Directed by Claire Denis
Written by Denis and Jon-Paul Fargeau
With Beatrice Dalle, Alex Descas, Vincent Gallo and Tricia Vessey
Distributed by Lot 47 Films
***1/2
TROUBLE EVERY DAY tells two stories in parallel. Denis and Fargeau's narrative is elliptical, trusting the spectator to fill in the gaps, but completely coherent. (They devote a lot of screen time to a seemingly minor character who figures heavily in the finale.) Coré (Dalle) has become a vampire/cannibal as a result of an experimental drug that her husband, Dr. Leo Semenau (Descas), tested on her. This drug seems to cause the urge to kill during sex. Leo does his best to protect Coré from herself, but she sneaks out to commit murder and feed on her victims' blood. Even when left inside, she's able to kill a teenage burglar. Meanwhile, Shane has come to Paris in search of Leo. Ostensibly, he and his wife (Vessey) are there on a honeymoon, but he leaves her alone much of the time and interrupts sex with her to masturbate in the bathroom (leaving an impressive amount of cum on the bathtub and wall.). A former colleague of Leo's, he frantically searches for the doctor, without much luck.
Vincent Gallo has appeared in 3 Denis films: this one, U.S. GO HOME and NENETTE AND BONI. In a 1998 interview with CAHIERS DU CINEMA, he expressed contempt for actors who can transform themselves for each part and a preference for those who always maintain the same persona. To a large degree, he was talking about himself. Shane isn't at all convincing as a research scientist. Scruffy, tense, monolingual, impatient and more than a little pushy, he represents American can-do spirit with a bit of heroin chic thrown in.
The symbolism of TROUBLE EVERY DAY may not break new ground, but the
film has style to burn, as well as emotional substance. First
and foremost, it's a film of textures (especially skin) rather than oneabout
anything. Cinematographer Agnes Godard doesn't "shoot" the actors' bodies.

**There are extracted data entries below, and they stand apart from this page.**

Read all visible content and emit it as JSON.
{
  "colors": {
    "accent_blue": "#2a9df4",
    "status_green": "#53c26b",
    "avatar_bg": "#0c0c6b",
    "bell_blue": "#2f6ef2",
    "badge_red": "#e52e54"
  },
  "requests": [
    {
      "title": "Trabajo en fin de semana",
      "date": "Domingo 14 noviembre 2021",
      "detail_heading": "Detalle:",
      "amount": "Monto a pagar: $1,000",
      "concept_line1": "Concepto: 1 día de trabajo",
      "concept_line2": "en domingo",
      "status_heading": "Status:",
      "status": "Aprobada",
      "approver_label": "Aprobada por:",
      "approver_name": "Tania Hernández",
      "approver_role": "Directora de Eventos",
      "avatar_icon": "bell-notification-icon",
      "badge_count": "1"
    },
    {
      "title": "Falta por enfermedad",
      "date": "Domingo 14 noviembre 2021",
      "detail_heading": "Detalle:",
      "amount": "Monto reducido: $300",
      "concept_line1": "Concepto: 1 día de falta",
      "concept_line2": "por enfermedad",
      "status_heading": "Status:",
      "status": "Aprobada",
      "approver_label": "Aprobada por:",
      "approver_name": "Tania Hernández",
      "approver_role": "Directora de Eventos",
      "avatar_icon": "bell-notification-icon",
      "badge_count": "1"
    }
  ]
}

Her camera caresses them (even during violence.) Far more than BEAU TRAVAIL,
this film's sexuality is polymorphously perverse. In one scene, Gallo and
Vessey's bodies become so intertwined that they're indistinguishable. As
critic Bryant Frazer describes
it, "As Vessey bathes, the camera tracks up her legs and thighs to her
pubic hair, pivots slowly as it crawls the rest of the way over her torso
and shoulders. The visual rhyme comes nearer the end of the film, as Beatrice
takes a lover who has come to liberate her from the prison of her husband's
making, and, unwittingly, sacrifice himself to her. The camera tracks across
tufts of chest hair, magnified to enormous proportions on the movie
screen, lingers on a dark nipple, then twists downward over the slowly
heaving skin so that we're not sure whether
we're heading up the neck or down the belly." If the film has
provoked love-it-or-hate-it responses, one reason may be that it
sexualizes gore.
BEAU TRAVAIL ended with an image of ecstastic release from military ritual. A more conservative film, TROUBLE EVERY DAY presents the flipside of such liberation - or, perhaps, the body succumbing to another form of regulation. In this instance, it's biological rather than social, albeit triggered by a scientific mishap. (Paging Mr. Cronenberg!) In the age of antidepressants whose most common side effect is libidinal, I suppose TROUBLE EVERY DAY is an anti-drug film. The pleasures of the flesh come with more than their fair share of danger. The fragility of skin lies beneath all those loving shots of it. (Even in the very first scene between Shane and his wife, the underlying potential for vampirism is hard to miss.) Here, Denis and Godard's images connect with the film's heart. (The Tindersticks' moody score also helps.) Both Leo and Shane do their best to protect their wives from danger: Coré from her own worst impulses in the former case - even at the cost of her freedom - and Leo's wife from his own in the latter. The results are failures at worst and ambiguous at best. Despite the violence, one walks away from TROUBLE EVERY DAY with an overwhelming melancholy. It just might be the saddest gross-out movie ever made.